After I made the post, I looked at the problem again and realized that I would need to look at those 3 cases. The equation I was planning on using was I = } J * da. Where '}' is the integral and '*' is the dot product. I am also thinking that I enclosed for the inside the cylinder = 0 because it is a shell. Am I correct on assuming that? Sorry for the lack of clarity with the equations I write, these are my first few posts, and I am not sure how to incorporate easy to read equations like the other posts have. Thanks for the help!

The equation your are trying to represent with 'ASCII art' is:
I = \int_S \vec J \cdot d \vec s

Just click on the equation above to see how to write it. There are a few guides on the forum to help you out. The language is called LaTeX.

Since you have a lot of symmetry what law can you use to help you out in finding the B field?

 

[Varnson]

Is the law you are talking about me being able to use Ampere's Law?

 

[OlderDan]

Is the law you are talking about me being able to use Ampere's Law?
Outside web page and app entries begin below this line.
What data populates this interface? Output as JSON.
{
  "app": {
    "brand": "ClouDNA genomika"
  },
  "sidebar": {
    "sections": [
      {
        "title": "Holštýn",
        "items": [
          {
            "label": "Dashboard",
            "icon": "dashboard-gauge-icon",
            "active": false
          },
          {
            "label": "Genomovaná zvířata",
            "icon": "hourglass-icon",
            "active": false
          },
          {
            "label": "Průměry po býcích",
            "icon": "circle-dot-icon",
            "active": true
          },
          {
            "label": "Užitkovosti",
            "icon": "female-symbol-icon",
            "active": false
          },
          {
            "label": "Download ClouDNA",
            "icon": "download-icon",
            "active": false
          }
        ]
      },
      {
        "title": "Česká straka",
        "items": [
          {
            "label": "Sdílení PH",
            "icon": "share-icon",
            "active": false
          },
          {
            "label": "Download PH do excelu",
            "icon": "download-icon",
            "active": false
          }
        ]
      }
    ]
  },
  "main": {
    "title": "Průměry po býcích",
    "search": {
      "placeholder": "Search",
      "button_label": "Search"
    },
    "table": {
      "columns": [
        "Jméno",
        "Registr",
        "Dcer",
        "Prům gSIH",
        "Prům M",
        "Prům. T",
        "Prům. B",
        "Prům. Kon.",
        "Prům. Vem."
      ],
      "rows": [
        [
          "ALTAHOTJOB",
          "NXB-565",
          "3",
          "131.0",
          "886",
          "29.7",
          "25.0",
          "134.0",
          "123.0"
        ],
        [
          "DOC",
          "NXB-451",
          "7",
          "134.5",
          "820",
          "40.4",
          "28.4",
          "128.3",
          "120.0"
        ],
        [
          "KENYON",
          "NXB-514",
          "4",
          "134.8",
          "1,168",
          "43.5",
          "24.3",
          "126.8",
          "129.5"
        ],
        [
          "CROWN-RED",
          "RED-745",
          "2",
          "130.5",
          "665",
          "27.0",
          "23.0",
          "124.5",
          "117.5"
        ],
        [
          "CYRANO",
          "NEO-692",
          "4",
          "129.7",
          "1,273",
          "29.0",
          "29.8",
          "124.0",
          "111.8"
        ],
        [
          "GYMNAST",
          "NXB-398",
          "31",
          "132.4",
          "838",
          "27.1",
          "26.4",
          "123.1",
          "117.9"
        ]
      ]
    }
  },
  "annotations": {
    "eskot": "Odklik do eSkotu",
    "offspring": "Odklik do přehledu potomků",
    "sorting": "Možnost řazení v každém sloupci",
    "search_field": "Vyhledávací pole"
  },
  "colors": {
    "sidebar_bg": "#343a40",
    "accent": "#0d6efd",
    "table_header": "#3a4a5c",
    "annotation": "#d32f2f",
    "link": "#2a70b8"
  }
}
That would be the one. The integral is simple if you use the symmetry. The more difficult part is the integral of Jda in the one case, but I think you can handle that.

 

[Varnson]

What symmetry could I take advantage of?

 

[estel]

It's cylindrical, so take the current enclosed in a loop of radius "s" around the cylinder, which lies so that the area of the loop is perpendicular to the current. The magnetic field will then be parallel to the Amperian loop.

 

[OlderDan]

What symmetry could I take advantage of?

estel is correct, but to be more explicit suppose you are at some point a distance s from the axis of the cylinder. If you move to another point at the same distance from the axis, how will the magnetic field change? OR suppose you stay in the same place and rotate the wire about its axis. What happens to the field at your location? What do you know about the direction of the field based on your experience with simpler current densities, such as the current in a wire?

 

[Varnson]

I figured out the problem, thanks for the help! I am sure I will be back on the forum in the near future.